The limit for the number of people allowed in this meeting room the Forestburgh Town Hall is 35, but twice that number are jammed into the room to participate in a planning board meeting.
TRR photos by Fritz Mayer

By Fritz Mayer
July 31, 2015

Members of the Town of Forestburgh Planning Board on July 29 questioned executives of Advanced Skills Training Institute (ASTI), who are seeking a special-use permit to open what they call a recreational facility on a 300-acre parcel currently owned by developer Shalom Lamm. James Sherman, CEO and founder of ASTI, said a closing on the property is scheduled for the end of August.

In addressing what sorts of activities will be going on at the facility, Sherman said, “adventure race course, mountain biking, archery, marksmanship, fitness, health, wellness, motocross, ATVs, pistol, rifle; we’re going to have all of that.”

There was quite a bit of discussion about who would be the clientele. Sherman said mostly it would be members of the public who would want to be trained in how to do these activities. He added, however, that the facility might also be used to train law enforcement officials. Many of them, such as the Sullivan County Sheriff and the police chiefs of Liberty and Monticello, have signed letters of support for the project.

When planning board chair Susan Hawvermale asked Sherman for more information about training law enforcement officials he said, “My personal background is very specifically the highest level of Israeli hand-to-hand combat, by doing that I met top law enforcement and top military from around the world… and I personally teach law enforcement how to not choke people to death if they’re trying to arrest them….”

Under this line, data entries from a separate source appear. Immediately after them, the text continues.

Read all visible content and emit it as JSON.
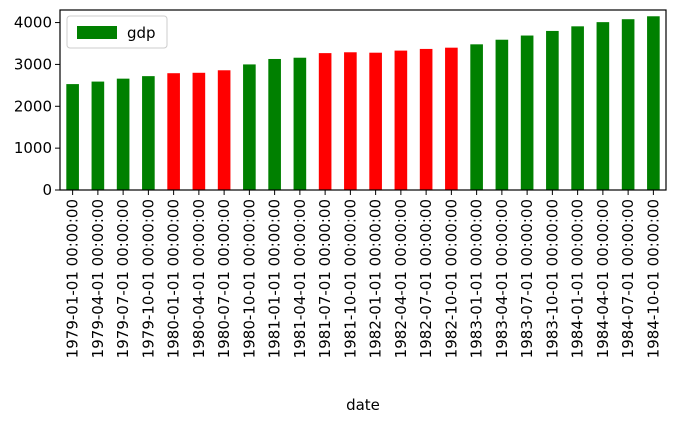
{
  "chart_data": {
    "type": "bar",
    "xlabel": "date",
    "ylabel": "",
    "ylim": [
      0,
      4300
    ],
    "yticks": [
      0,
      1000,
      2000,
      3000,
      4000
    ],
    "legend": {
      "placement": "top-left",
      "entries": [
        {
          "label": "gdp",
          "color": "#008000"
        }
      ]
    },
    "grid": false,
    "categories": [
      "1979-01-01 00:00:00",
      "1979-04-01 00:00:00",
      "1979-07-01 00:00:00",
      "1979-10-01 00:00:00",
      "1980-01-01 00:00:00",
      "1980-04-01 00:00:00",
      "1980-07-01 00:00:00",
      "1980-10-01 00:00:00",
      "1981-01-01 00:00:00",
      "1981-04-01 00:00:00",
      "1981-07-01 00:00:00",
      "1981-10-01 00:00:00",
      "1982-01-01 00:00:00",
      "1982-04-01 00:00:00",
      "1982-07-01 00:00:00",
      "1982-10-01 00:00:00",
      "1983-01-01 00:00:00",
      "1983-04-01 00:00:00",
      "1983-07-01 00:00:00",
      "1983-10-01 00:00:00",
      "1984-01-01 00:00:00",
      "1984-04-01 00:00:00",
      "1984-07-01 00:00:00",
      "1984-10-01 00:00:00"
    ],
    "series": [
      {
        "name": "gdp",
        "values": [
          2530,
          2590,
          2660,
          2720,
          2790,
          2800,
          2860,
          3000,
          3130,
          3160,
          3270,
          3290,
          3280,
          3330,
          3370,
          3400,
          3480,
          3590,
          3690,
          3800,
          3910,
          4010,
          4080,
          4150
        ],
        "colors": [
          "#008000",
          "#008000",
          "#008000",
          "#008000",
          "#ff0000",
          "#ff0000",
          "#ff0000",
          "#008000",
          "#008000",
          "#008000",
          "#ff0000",
          "#ff0000",
          "#ff0000",
          "#ff0000",
          "#ff0000",
          "#ff0000",
          "#008000",
          "#008000",
          "#008000",
          "#008000",
          "#008000",
          "#008000",
          "#008000",
          "#008000"
        ]
      }
    ]
  }
}
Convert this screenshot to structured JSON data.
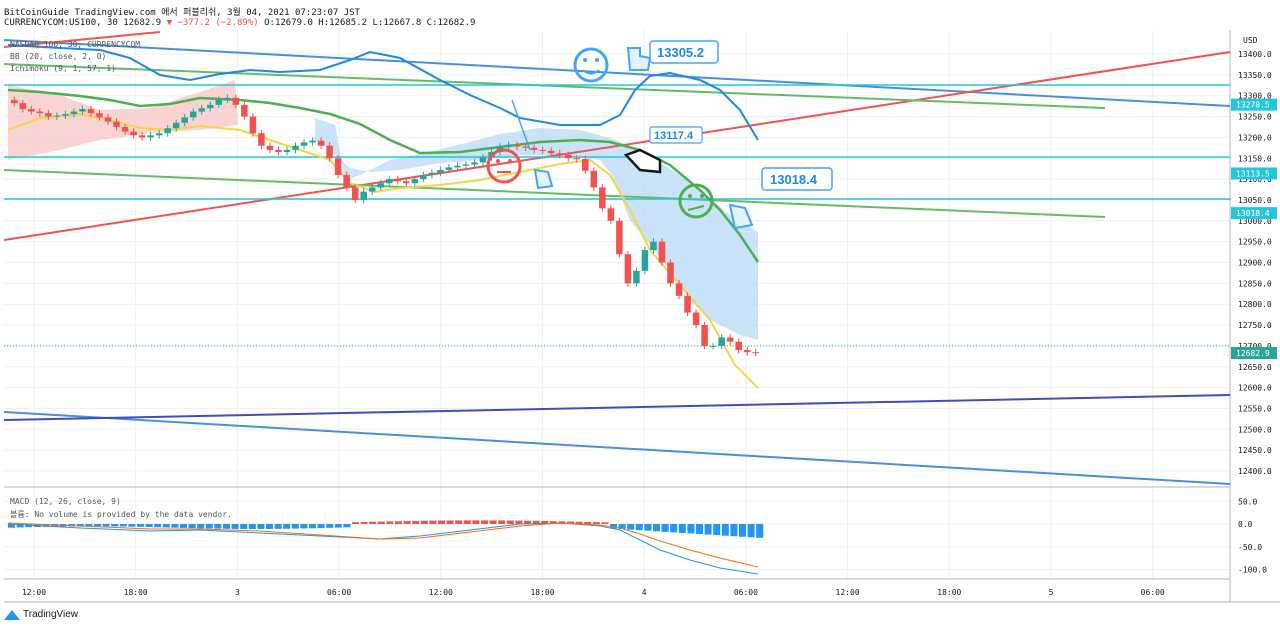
{
  "header": {
    "line1": "BitCoinGuide TradingView.com 에서 퍼블리쉬, 3월 04, 2021 07:23:07 JST",
    "symbol": "CURRENCYCOM:US100, 30 12682.9",
    "change": "▼ −377.2 (−2.89%)",
    "ohlc": "O:12679.0 H:12685.2 L:12667.8 C:12682.9"
  },
  "indicators": {
    "line1": "NASDAQ 100, 30, CURRENCYCOM",
    "line2": "BB (20, close, 2, 0)",
    "line3": "Ichimoku (9, 1, 57, 1)",
    "macd": "MACD (12, 26, close, 9)",
    "volume_note": "볼륨: No volume is provided by the data vendor."
  },
  "annotations": {
    "high_label": "13305.2",
    "mid_label": "13117.4",
    "low_label": "13018.4"
  },
  "price_axis": {
    "unit": "USD",
    "ticks": [
      "13400.0",
      "13350.0",
      "13300.0",
      "13250.0",
      "13200.0",
      "13150.0",
      "13100.0",
      "13050.0",
      "13000.0",
      "12950.0",
      "12900.0",
      "12850.0",
      "12800.0",
      "12750.0",
      "12700.0",
      "12650.0",
      "12600.0",
      "12550.0",
      "12500.0",
      "12450.0",
      "12400.0"
    ],
    "badges": [
      {
        "text": "13278.5",
        "color": "#26c6da"
      },
      {
        "text": "13113.5",
        "color": "#26c6da"
      },
      {
        "text": "13018.4",
        "color": "#26c6da"
      },
      {
        "text": "12682.9",
        "color": "#26a69a"
      }
    ]
  },
  "macd_axis": {
    "ticks": [
      "50.0",
      "0.0",
      "-50.0",
      "-100.0"
    ]
  },
  "time_axis": {
    "ticks": [
      "12:00",
      "18:00",
      "3",
      "06:00",
      "12:00",
      "18:00",
      "4",
      "06:00",
      "12:00",
      "18:00",
      "5",
      "06:00"
    ]
  },
  "brand": "TradingView",
  "chart_data": {
    "type": "candlestick",
    "title": "CURRENCYCOM:US100, 30",
    "ylim": [
      12380,
      13420
    ],
    "last_price": 12682.9,
    "levels": [
      13278.5,
      13113.5,
      13018.4
    ],
    "series": [
      {
        "name": "close",
        "values": [
          13282,
          13268,
          13262,
          13258,
          13250,
          13252,
          13256,
          13262,
          13268,
          13258,
          13248,
          13238,
          13225,
          13214,
          13205,
          13200,
          13205,
          13210,
          13222,
          13235,
          13248,
          13262,
          13270,
          13278,
          13290,
          13295,
          13278,
          13250,
          13210,
          13180,
          13170,
          13165,
          13170,
          13180,
          13188,
          13192,
          13180,
          13150,
          13110,
          13080,
          13050,
          13070,
          13080,
          13090,
          13100,
          13095,
          13090,
          13100,
          13110,
          13115,
          13122,
          13128,
          13132,
          13135,
          13140,
          13152,
          13165,
          13178,
          13182,
          13178,
          13175,
          13170,
          13168,
          13162,
          13158,
          13150,
          13148,
          13120,
          13080,
          13030,
          13000,
          12920,
          12850,
          12880,
          12930,
          12950,
          12900,
          12850,
          12820,
          12780,
          12750,
          12700,
          12700,
          12720,
          12710,
          12690,
          12685,
          12683
        ]
      }
    ]
  }
}
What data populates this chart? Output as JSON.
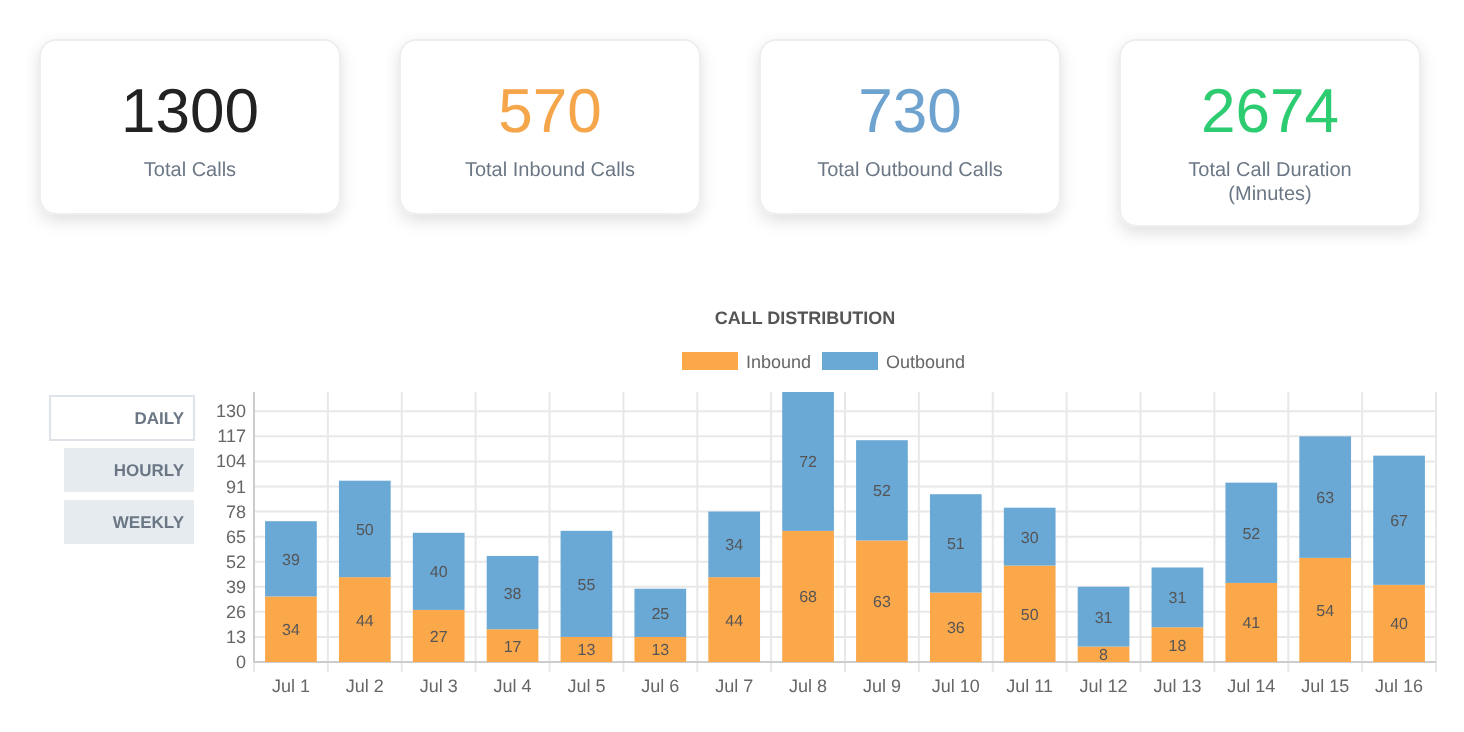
{
  "chart_data": [
    {
      "type": "other",
      "title": "1300",
      "subtitle": "Total Calls",
      "color": "#222222"
    },
    {
      "type": "other",
      "title": "570",
      "subtitle": "Total Inbound Calls",
      "color": "#f5a54a"
    },
    {
      "type": "other",
      "title": "730",
      "subtitle": "Total Outbound Calls",
      "color": "#6fa3cf"
    },
    {
      "type": "other",
      "title": "2674",
      "subtitle": "Total Call Duration (Minutes)",
      "color": "#2ecc71"
    },
    {
      "type": "bar",
      "title": "CALL DISTRIBUTION",
      "stacked": true,
      "data_labels": true,
      "grid": true,
      "legend": "top",
      "annotations": [
        "DAILY",
        "HOURLY",
        "WEEKLY"
      ],
      "categories": [
        "Jul 1",
        "Jul 2",
        "Jul 3",
        "Jul 4",
        "Jul 5",
        "Jul 6",
        "Jul 7",
        "Jul 8",
        "Jul 9",
        "Jul 10",
        "Jul 11",
        "Jul 12",
        "Jul 13",
        "Jul 14",
        "Jul 15",
        "Jul 16"
      ],
      "ylim": [
        0,
        140
      ],
      "yticks": [
        0,
        13,
        26,
        39,
        52,
        65,
        78,
        91,
        104,
        117,
        130
      ],
      "series": [
        {
          "name": "Inbound",
          "color": "#fba84b",
          "values": [
            34,
            44,
            27,
            17,
            13,
            13,
            44,
            68,
            63,
            36,
            50,
            8,
            18,
            41,
            54,
            40
          ]
        },
        {
          "name": "Outbound",
          "color": "#6aa8d6",
          "values": [
            39,
            50,
            40,
            38,
            55,
            25,
            34,
            72,
            52,
            51,
            30,
            31,
            31,
            52,
            63,
            67
          ]
        }
      ]
    }
  ]
}
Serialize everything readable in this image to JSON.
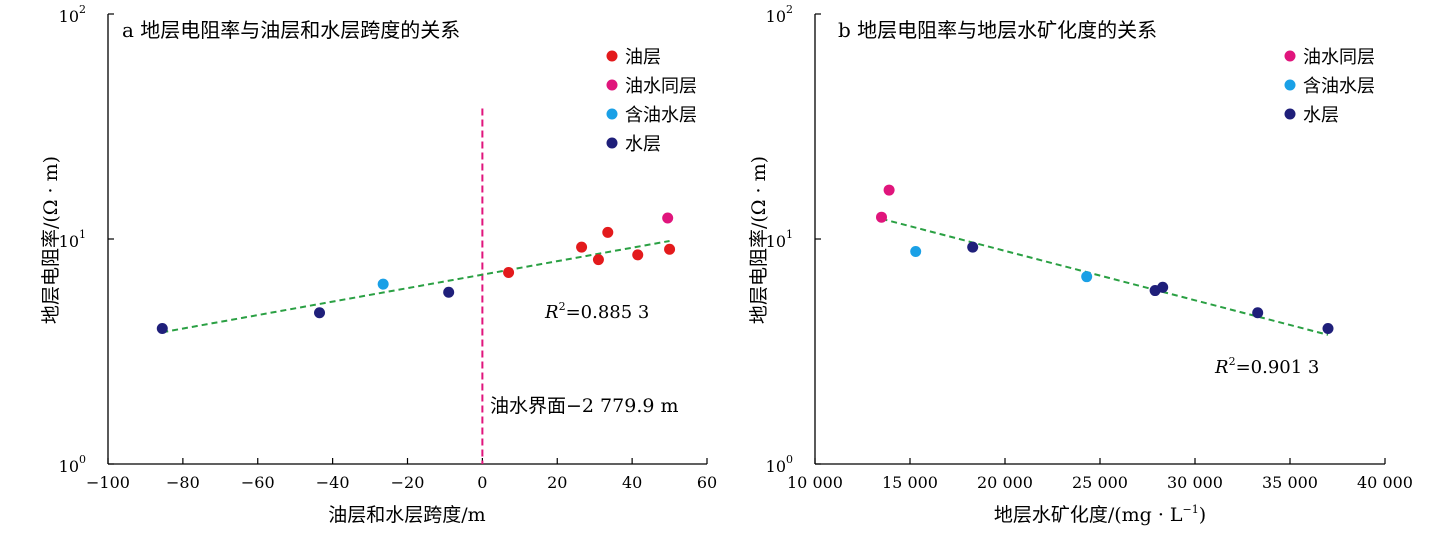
{
  "chart_data": [
    {
      "type": "scatter",
      "title": "a  地层电阻率与油层和水层跨度的关系",
      "xlabel": "油层和水层跨度/m",
      "ylabel": "地层电阻率/(Ω · m)",
      "x_scale": "linear",
      "y_scale": "log",
      "xlim": [
        -100,
        60
      ],
      "ylim": [
        1,
        100
      ],
      "x_ticks": [
        "−100",
        "−80",
        "−60",
        "−40",
        "−20",
        "0",
        "20",
        "40",
        "60"
      ],
      "y_ticks": [
        {
          "base": "10",
          "exp": "0"
        },
        {
          "base": "10",
          "exp": "1"
        },
        {
          "base": "10",
          "exp": "2"
        }
      ],
      "legend_position": "top-right",
      "series": [
        {
          "name": "油层",
          "color": "#e31a1c",
          "points": [
            [
              7,
              7.1
            ],
            [
              26.5,
              9.2
            ],
            [
              31,
              8.1
            ],
            [
              33.5,
              10.7
            ],
            [
              41.5,
              8.5
            ],
            [
              50,
              9.0
            ]
          ]
        },
        {
          "name": "油水同层",
          "color": "#e0157c",
          "points": [
            [
              49.5,
              12.4
            ]
          ]
        },
        {
          "name": "含油水层",
          "color": "#1aa0e6",
          "points": [
            [
              -26.5,
              6.3
            ]
          ]
        },
        {
          "name": "水层",
          "color": "#1f1f7a",
          "points": [
            [
              -85.5,
              4.0
            ],
            [
              -43.5,
              4.7
            ],
            [
              -9,
              5.8
            ]
          ]
        }
      ],
      "fit_line": {
        "from": [
          -85.5,
          3.85
        ],
        "to": [
          50,
          9.8
        ],
        "color": "#2aa043"
      },
      "r2_label": {
        "symbol": "R",
        "sup": "2",
        "value": "=0.885 3"
      },
      "vertical_line": {
        "x": 0,
        "y_top": 38,
        "color": "#e0157c",
        "label": "油水界面−2 779.9 m"
      }
    },
    {
      "type": "scatter",
      "title": "b  地层电阻率与地层水矿化度的关系",
      "xlabel_main": "地层水矿化度/(mg · L",
      "xlabel_sup": "−1",
      "xlabel_end": ")",
      "ylabel": "地层电阻率/(Ω · m)",
      "x_scale": "linear",
      "y_scale": "log",
      "xlim": [
        10000,
        40000
      ],
      "ylim": [
        1,
        100
      ],
      "x_ticks": [
        "10 000",
        "15 000",
        "20 000",
        "25 000",
        "30 000",
        "35 000",
        "40 000"
      ],
      "y_ticks": [
        {
          "base": "10",
          "exp": "0"
        },
        {
          "base": "10",
          "exp": "1"
        },
        {
          "base": "10",
          "exp": "2"
        }
      ],
      "legend_position": "top-right",
      "series": [
        {
          "name": "油水同层",
          "color": "#e0157c",
          "points": [
            [
              13500,
              12.5
            ],
            [
              13900,
              16.5
            ]
          ]
        },
        {
          "name": "含油水层",
          "color": "#1aa0e6",
          "points": [
            [
              15300,
              8.8
            ],
            [
              24300,
              6.8
            ]
          ]
        },
        {
          "name": "水层",
          "color": "#1f1f7a",
          "points": [
            [
              18300,
              9.2
            ],
            [
              27900,
              5.9
            ],
            [
              28300,
              6.1
            ],
            [
              33300,
              4.7
            ],
            [
              37000,
              4.0
            ]
          ]
        }
      ],
      "fit_line": {
        "from": [
          13500,
          12.3
        ],
        "to": [
          37000,
          3.75
        ],
        "color": "#2aa043"
      },
      "r2_label": {
        "symbol": "R",
        "sup": "2",
        "value": "=0.901 3"
      }
    }
  ]
}
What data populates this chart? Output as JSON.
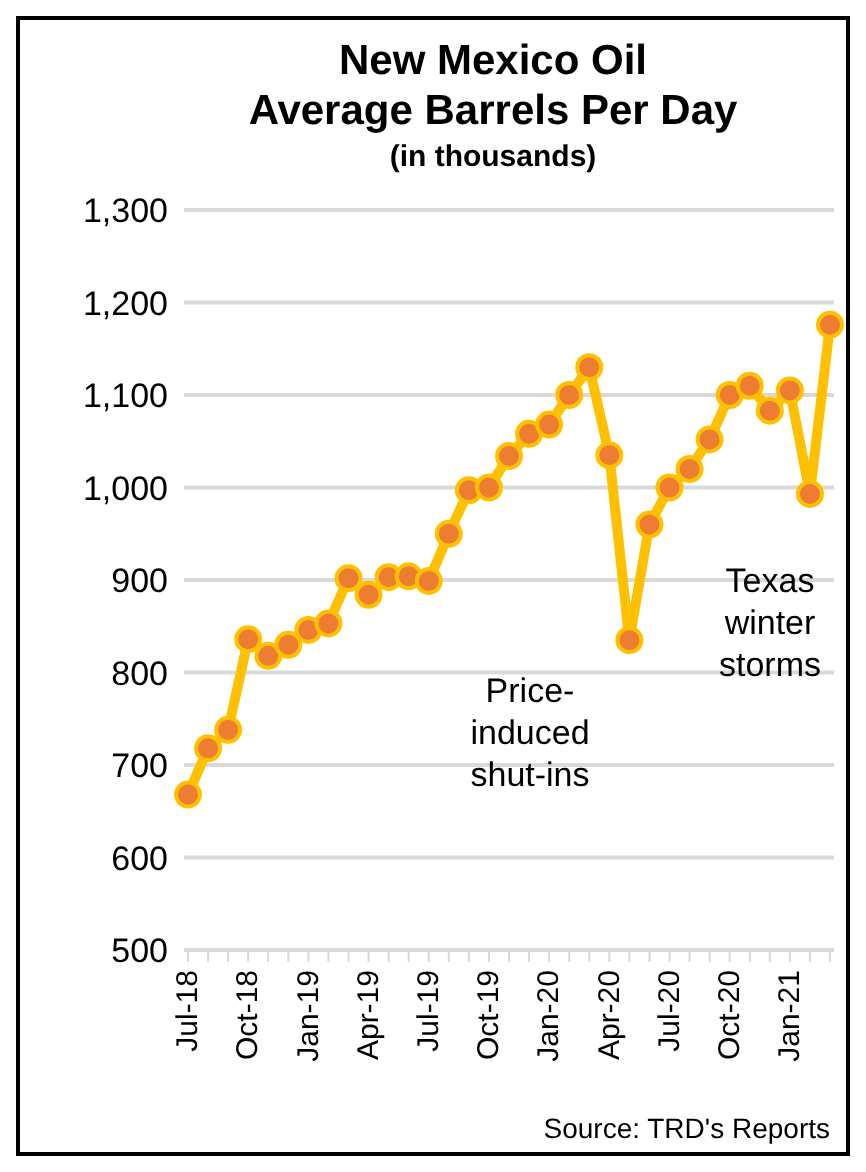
{
  "chart_data": {
    "type": "line",
    "title": "New Mexico Oil\nAverage Barrels Per Day",
    "subtitle": "(in thousands)",
    "categories": [
      "Jul-18",
      null,
      null,
      "Oct-18",
      null,
      null,
      "Jan-19",
      null,
      null,
      "Apr-19",
      null,
      null,
      "Jul-19",
      null,
      null,
      "Oct-19",
      null,
      null,
      "Jan-20",
      null,
      null,
      "Apr-20",
      null,
      null,
      "Jul-20",
      null,
      null,
      "Oct-20",
      null,
      null,
      "Jan-21",
      null,
      null
    ],
    "series": [
      {
        "color": "#ffc000",
        "values": [
          668,
          718,
          738,
          836,
          818,
          830,
          846,
          853,
          902,
          884,
          903,
          904,
          899,
          950,
          997,
          1000,
          1034,
          1058,
          1068,
          1100,
          1130,
          1035,
          835,
          960,
          1000,
          1020,
          1052,
          1100,
          1110,
          1083,
          1105,
          993,
          1176
        ]
      }
    ],
    "ylim": [
      500,
      1300
    ],
    "yticks": [
      500,
      600,
      700,
      800,
      900,
      {
        "value": 1000,
        "label": "1,000"
      },
      {
        "value": 1100,
        "label": "1,100"
      },
      {
        "value": 1200,
        "label": "1,200"
      },
      {
        "value": 1300,
        "label": "1,300"
      }
    ],
    "grid": "y",
    "marker": "circle",
    "line_style": "solid",
    "annotations": [
      "Price-\ninduced\nshut-ins",
      "Texas\nwinter\nstorms",
      "Source: TRD's Reports"
    ]
  }
}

But the possibility that personnel at the facility might train police officers or other professionals caused some of the neighbors to question whether the facility could be correctly classified as a “recreational use,” which it would need to be in order to receive a special-use permit.

The town’s code enforcement officer, Len Wheat, has written a letter saying that he believes that ASTI does meet the definition, but that assertion was questioned by town resident Richard Robbins.

Robbins said, “If you look at their website and see the courses that they offer: in intermediate sniper, in advanced sniper and in beginning sniper, in evasion, in urban warfare… is that a recreational issue? I would suggest no interpretation of the concept of recreational use would characterize that as recreation.”